In diesem Hause richtete sich der Vater ein viel größeres Zimmer zum Bücherzimmer ein, als er in der Stadtwohnung gehabt hatte, auch bestimmte er ein eigenes Zimmer zum Bilderzimmer; denn in der Stadt mußten die Bilder wegen Mangels an Raum in verschiedenen Zimmern zerstreut sein. Die Wände dieses neuen Bilderzimmers wurden mit dunkelrotbraunen Tapeten überzogen, von denen sich die Goldrahmen sehr schön abhoben. Der Fußboden war mit einem mattfarbigen Teppiche belegt, damit er die Farben der Bilder nicht beirre. Der Vater hatte sich eine Staffelei aus braunem Holze machen lassen, und diese stand in dem Zimmer, damit man bald das eine, bald das andere Bild darauf stellen und es genau in dem rechten Lichte betrachten konnte.
Für die alten geschnitzten und eingelegten Geräte wurde auch ein eigenes Zimmer hergerichtet. Der Vater hatte einmal aus dem Gebirge eine Zimmerdecke mitgebracht, welche aus Lindenholz und aus dem Holze der Zirbelkiefer geschnitzt war. Diese Decke ließ er zusammen legen und ließ sie mit einigen Zutaten versehen, die man nicht merkte, so daß sie als Decke in dieses Zimmer paßte. Das freute uns Kinder sehr, und wir saßen nun doppelt gerne in dem alten Zimmer, wenn uns an Abenden der Vater und die Mutter dahin führten, und arbeiteten dort etwas, und ließen uns von den Zeiten erzählen, in denen solche Sachen gemacht worden sind.

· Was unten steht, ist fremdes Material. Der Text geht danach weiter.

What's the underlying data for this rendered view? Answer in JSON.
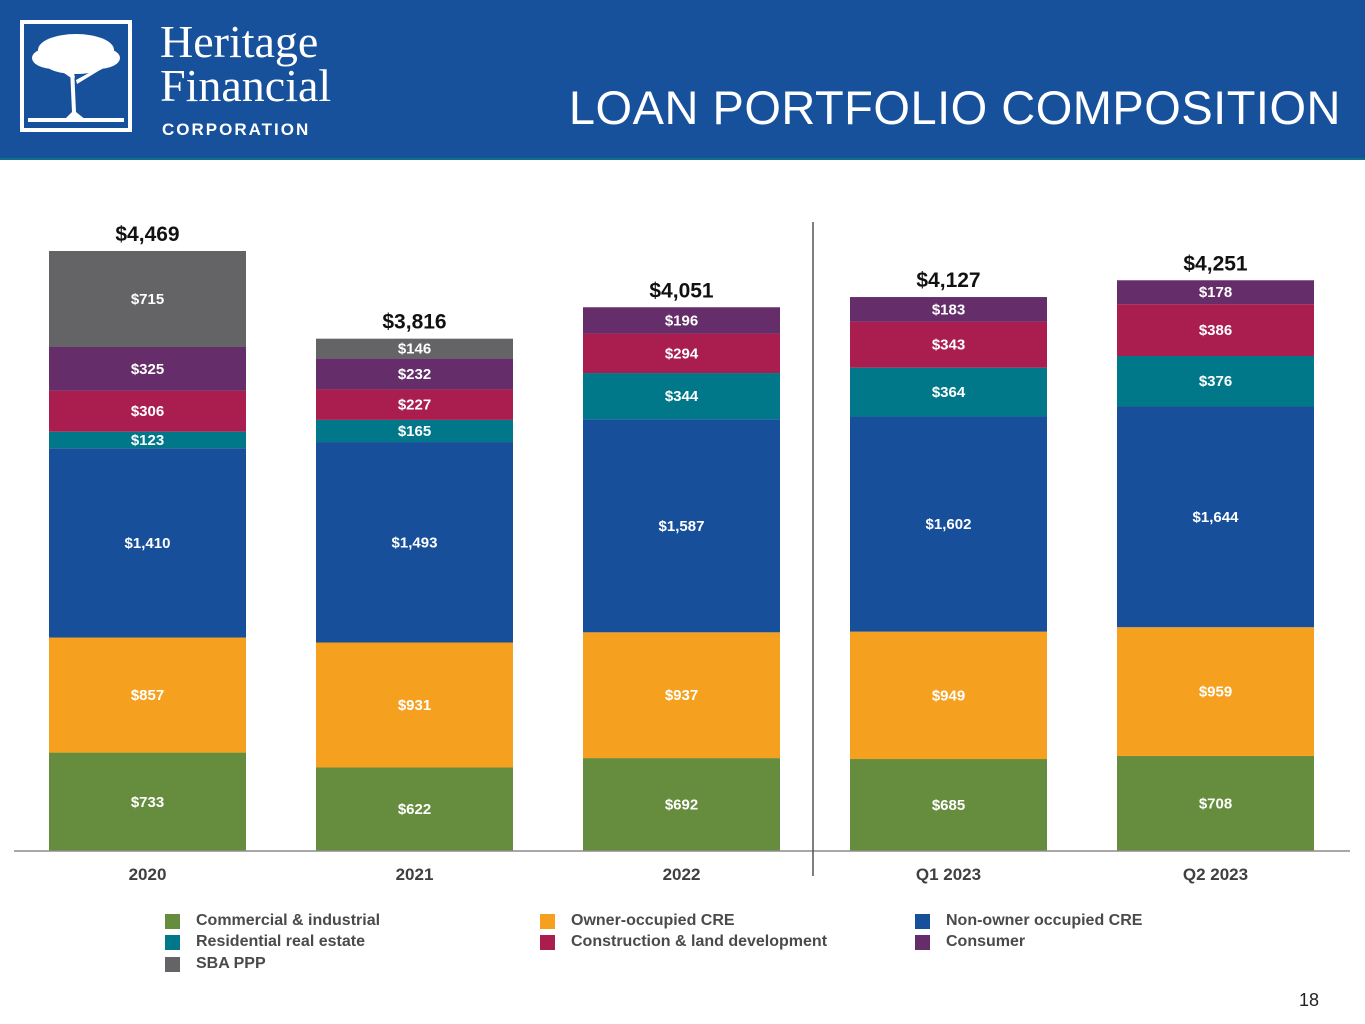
{
  "header": {
    "logo_line1": "Heritage",
    "logo_line2": "Financial",
    "logo_line3": "CORPORATION",
    "title": "LOAN PORTFOLIO COMPOSITION",
    "background_color": "#17509b"
  },
  "page_number": "18",
  "chart_data": {
    "type": "bar",
    "stacked": true,
    "title": "LOAN PORTFOLIO COMPOSITION",
    "units": "$ millions",
    "categories": [
      "2020",
      "2021",
      "2022",
      "Q1 2023",
      "Q2 2023"
    ],
    "totals": [
      4469,
      3816,
      4051,
      4127,
      4251
    ],
    "total_labels": [
      "$4,469",
      "$3,816",
      "$4,051",
      "$4,127",
      "$4,251"
    ],
    "series": [
      {
        "name": "Commercial & industrial",
        "color": "#668c3d",
        "values": [
          733,
          622,
          692,
          685,
          708
        ],
        "labels": [
          "$733",
          "$622",
          "$692",
          "$685",
          "$708"
        ]
      },
      {
        "name": "Owner-occupied CRE",
        "color": "#f5a11f",
        "values": [
          857,
          931,
          937,
          949,
          959
        ],
        "labels": [
          "$857",
          "$931",
          "$937",
          "$949",
          "$959"
        ]
      },
      {
        "name": "Non-owner occupied CRE",
        "color": "#174f9a",
        "values": [
          1410,
          1493,
          1587,
          1602,
          1644
        ],
        "labels": [
          "$1,410",
          "$1,493",
          "$1,587",
          "$1,602",
          "$1,644"
        ]
      },
      {
        "name": "Residential real estate",
        "color": "#00788a",
        "values": [
          123,
          165,
          344,
          364,
          376
        ],
        "labels": [
          "$123",
          "$165",
          "$344",
          "$364",
          "$376"
        ]
      },
      {
        "name": "Construction & land development",
        "color": "#a91e4f",
        "values": [
          306,
          227,
          294,
          343,
          386
        ],
        "labels": [
          "$306",
          "$227",
          "$294",
          "$343",
          "$386"
        ]
      },
      {
        "name": "Consumer",
        "color": "#652d6a",
        "values": [
          325,
          232,
          196,
          183,
          178
        ],
        "labels": [
          "$325",
          "$232",
          "$196",
          "$183",
          "$178"
        ]
      },
      {
        "name": "SBA PPP",
        "color": "#646467",
        "values": [
          715,
          146,
          0,
          0,
          0
        ],
        "labels": [
          "$715",
          "$146",
          "",
          "",
          ""
        ]
      }
    ],
    "ylim": [
      0,
      4469
    ],
    "grid": false,
    "divider_after_category": "2022",
    "legend_position": "bottom"
  }
}
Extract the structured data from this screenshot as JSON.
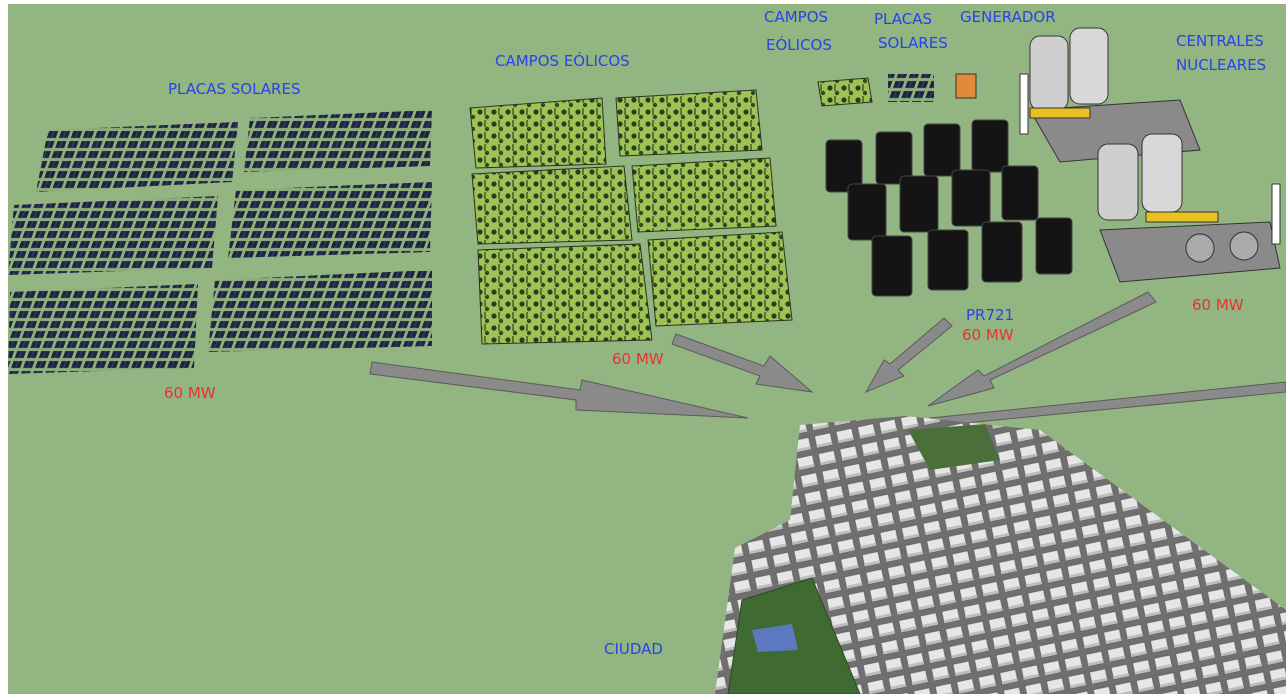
{
  "labels": {
    "solar_large": "PLACAS SOLARES",
    "wind_large": "CAMPOS EÓLICOS",
    "wind_small": [
      "CAMPOS",
      "EÓLICOS"
    ],
    "solar_small": [
      "PLACAS",
      "SOLARES"
    ],
    "generator": "GENERADOR",
    "nuclear": [
      "CENTRALES",
      "NUCLEARES"
    ],
    "pr": "PR721",
    "city": "CIUDAD"
  },
  "outputs": {
    "solar": "60 MW",
    "wind": "60 MW",
    "pr": "60 MW",
    "nuclear": "60 MW"
  }
}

Am Ende eines hölzernen Ganges, der in dem ersten Geschosse des Hauses gegen den Garten hinaus lief, ließ er ein gläsernes Stübchen machen, das heißt, ein Stübchen, dessen zwei Wände, die gegen den Garten schauten, aus lauter Glastafeln bestanden; denn die Hinterwände waren Holz.